De nuevo aquella extraña inclinación de cabeza, y la mujer alzó los ojos hacia Jessica con una insidiosa pregunta:
—¿Hay entonces una mujer?
—No la hay, ni la ha habido nunca. Soy la única… compañera del Duque, la madre de su heredero designado.
Mientras hablaba, Jessica se reía para sí misma del orgullo que transpiraban sus palabras. ¿Qué es lo que dijo San Agustín?, se preguntó así misma. La mente gobierna al cuerpo, y éste obedece. La mente se ordena a si misma, y encuentra resistencia. Si… últimamente encuentra una mayor resistencia. Debería retirarme calmadamente en mí misma.
Un grito extraño sonó fuera de la casa, allá en el camino. Un grito repetido:
—¡Suu-suu-suuk! ¡Suu-suu-suuk! —y luego—: ¡Ikhut-eigh! —y luego, de nuevo—: ¡Suu-suu-suuk!
—¿Qué es esto? —preguntó Jessica— He oído varias veces este grito por las calles, esta mañana.
—Es sólo un vendedor de agua, mi Dama. Pero no tiene interés para vos. Las cisternas de esta morada contienen cincuenta mil litros, y están siempre llenas. —Inclinó la cabeza y miró sus ropas—. Vedlo, mi Dama, ¡no necesito llevar mi destiltraje aquí! —se rió—. ¡Y no he muerto!
Jessica vaciló, queriendo hacerle algunas preguntas a aquella mujer Fremen, sintiendo la necesidad de que la orientara. Pero la más urgente era poner un poco de orden en la confusión del castillo. De todos modos, la idea de que en aquel lugar el agua fuera un signo de riqueza la desconcertaba.
—Mi esposo me ha dicho tu título, Shadout —dijo Jessica—. Conozco esta palabra. Es una palabra muy antigua.
—¿Así que conocéis las antiguas lenguas? —preguntó Mapes, y la miró con una extraña intensidad.
—Las lenguas son la primera enseñanza Bene Gesserit —dijo Jessica—. Conozco el bhotani-jib y el chakobsa, todas las lenguas de los cazadores.
Mapes asintió.
—Tal como dice la leyenda.
Y Jessica se preguntó: ¿Por qué estoy representando esta comedia? Pero los caminos Bene Gesserit siempre eran sinuosos y compulsivos.
—Conozco las Cosas Oscuras y los caminos de la Gran Madre —dijo Jessica. Leyó, en el aspecto de Mapes, en cada uno de sus gestos, los más obvios signos reveladores—. Miseces prejia —dijo, en lengua chakobsa—. ¡Andal t’re pera! Trada cik buscakri miseces perakri…
Mapes dio un paso atrás, dispuesta a huir.

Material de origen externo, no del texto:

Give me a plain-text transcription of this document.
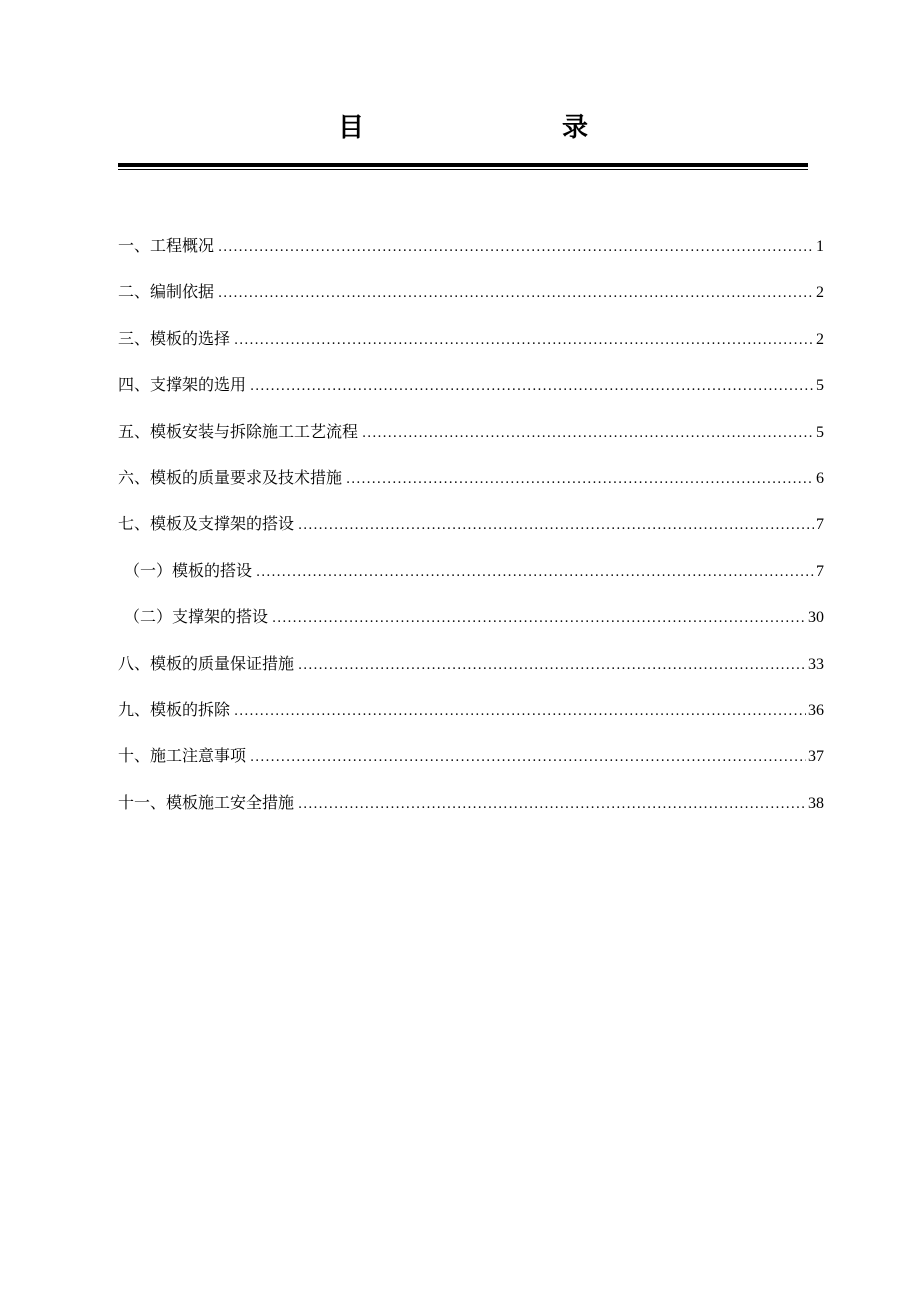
目  录
一、工程概况 .....	1
二、编制依据 .....	2
三、模板的选择 .....	2
四、支撑架的选用 .....	5
五、模板安装与拆除施工工艺流程 .....	5
六、模板的质量要求及技术措施 .....	6
七、模板及支撑架的搭设 .....	7
（一）模板的搭设 .....	7
（二）支撑架的搭设 .....	30
八、模板的质量保证措施 .....	33
九、模板的拆除 .....	36
十、施工注意事项 .....	37
十一、模板施工安全措施 .....	38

—Sé muchas cosas —dijo Jessica—. Sé que has engendrado hijos, que has perdido a seres queridos, que te has ocultado por miedo y que has cometido violencia y que volverás a cometer más violencia. Sé muchas cosas.
—No quería ofenderos, mi Dama —dijo Mapes en voz muy baja.

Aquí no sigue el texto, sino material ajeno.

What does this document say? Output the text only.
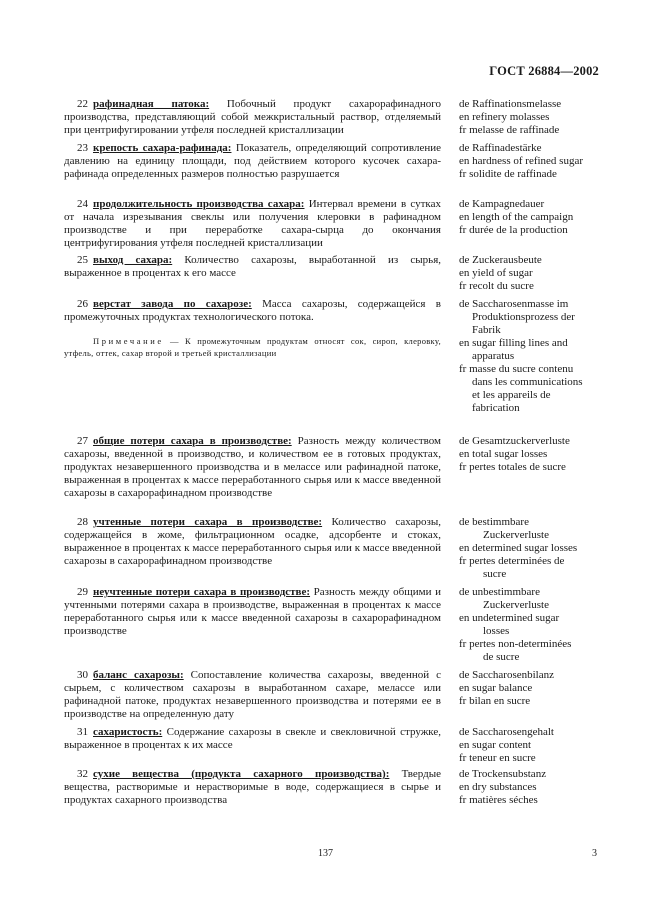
ГОСТ 26884—2002
22 рафинадная патока: Побочный продукт сахарорафинадного производства, представляющий собой межкристальный раствор, отделяемый при центрифугировании утфеля последней кристаллизации
de Raffinationsmelasse
en refinery molasses
fr melasse de raffinade
23 крепость сахара-рафинада: Показатель, определяющий сопротивление давлению на единицу площади, под действием которого кусочек сахара-рафинада определенных размеров полностью разрушается
de Raffinadestärke
en hardness of refined sugar
fr solidite de raffinade
24 продолжительность производства сахара: Интервал времени в сутках от начала изрезывания свеклы или получения клеровки в рафинадном производстве и при переработке сахара-сырца до окончания центрифугирования утфеля последней кристаллизации
de Kampagnedauer
en length of the campaign
fr durée de la production
25 выход сахара: Количество сахарозы, выработанной из сырья, выраженное в процентах к его массе
de Zuckerausbeute
en yield of sugar
fr recolt du sucre
26 верстат завода по сахарозе: Масса сахарозы, содержащейся в промежуточных продуктах технологического потока.
Примечание — К промежуточным продуктам относят сок, сироп, клеровку, утфель, оттек, сахар второй и третьей кристаллизации
de Saccharosenmasse im
Produktionsprozess der
Fabrik
en sugar filling lines and
apparatus
fr masse du sucre contenu
dans les communications
et les appareils de
fabrication
27 общие потери сахара в производстве: Разность между количеством сахарозы, введенной в производство, и количеством ее в готовых продуктах, продуктах незавершенного производства и в мелассе или рафинадной патоке, выраженная в процентах к массе переработанного сырья или к массе введенной сахарозы в сахарорафинадном производстве
de Gesamtzuckerverluste
en total sugar losses
fr pertes totales de sucre
28 учтенные потери сахара в производстве: Количество сахарозы, содержащейся в жоме, фильтрационном осадке, адсорбенте и стоках, выраженное в процентах к массе переработанного сырья или к массе введенной сахарозы в сахарорафинадном производстве
de bestimmbare
Zuckerverluste
en determined sugar losses
fr pertes determinées de
sucre
29 неучтенные потери сахара в производстве: Разность между общими и учтенными потерями сахара в производстве, выраженная в процентах к массе переработанного сырья или к массе введенной сахарозы в сахарорафинадном производстве
de unbestimmbare
Zuckerverluste
en undetermined sugar
losses
fr pertes non-determinées
de sucre
30 баланс сахарозы: Сопоставление количества сахарозы, введенной с сырьем, с количеством сахарозы в выработанном сахаре, мелассе или рафинадной патоке, продуктах незавершенного производства и потерями ее в производстве на определенную дату
de Saccharosenbilanz
en sugar balance
fr bilan en sucre
31 сахаристость: Содержание сахарозы в свекле и свекловичной стружке, выраженное в процентах к их массе
de Saccharosengehalt
en sugar content
fr teneur en sucre
32 сухие вещества (продукта сахарного производства): Твердые вещества, растворимые и нерастворимые в воде, содержащиеся в сырье и продуктах сахарного производства
de Trockensubstanz
en dry substances
fr matières séches
137	3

—Hablas de la leyenda y buscas respuestas —dijo Jessica—. Guárdate de las respuestas que puedas encontrar. Sé que has venido aquí preparada para la violencia, con un arma en tu corpiño.
—Mi Dama, yo…
—Existe una remota posibilidad de que consigas derramar la sangre de mi vida —dijo Jessica—, pero si lo hicieras causarías más daño del que te puedas imaginar en tus más locos terrores. Hay cosas peores que la muerte, tú lo sabes… incluso para todo un pueblo.
—¡Mi Dama! —imploró Mapes. Parecía a punto de caer de rodillas—. Esta arma es un regalo para vos si podéis probar que sois Ella.
—Y el instrumento de mi muerte si no puedo probarlo —dijo Jessica. Esperó, en la aparente calma que hacía a las Bene Gesserit tan terribles en el combate.
Ahora veremos hacia dónde se inclina la decisión, pensó.
Lentamente, Mapes metió la mano por el cuello de su vestido y sacó una oscura funda. Una negra empuñadura, profundamente grabada para hacer segura la sujeción, emergía de ella. Tomó la funda con una mano y la empuñadura con la otra, y con un rápido movimiento extrajo una hoja de un color blanco lechoso. La blandió por encima de su cabeza y la hoja pareció brillar con luz propia. Era de doble filo, como un kindjal, y la hoja tendría unos veinte centímetros de largo.
—¿Conocéis esto, mi Dama? —preguntó Mapes.
No podía ser otra cosa, se dijo Jessica, que el fabuloso cuchillo crys de Arrakis, la hoja que nunca había salido de aquel planeta y que en otras partes sólo era un rumor y un misterio.
—Es un crys —dijo.
—No lo pronunciéis con ligereza —dijo Mapes—. ¿Sabéis el significado de este nombre?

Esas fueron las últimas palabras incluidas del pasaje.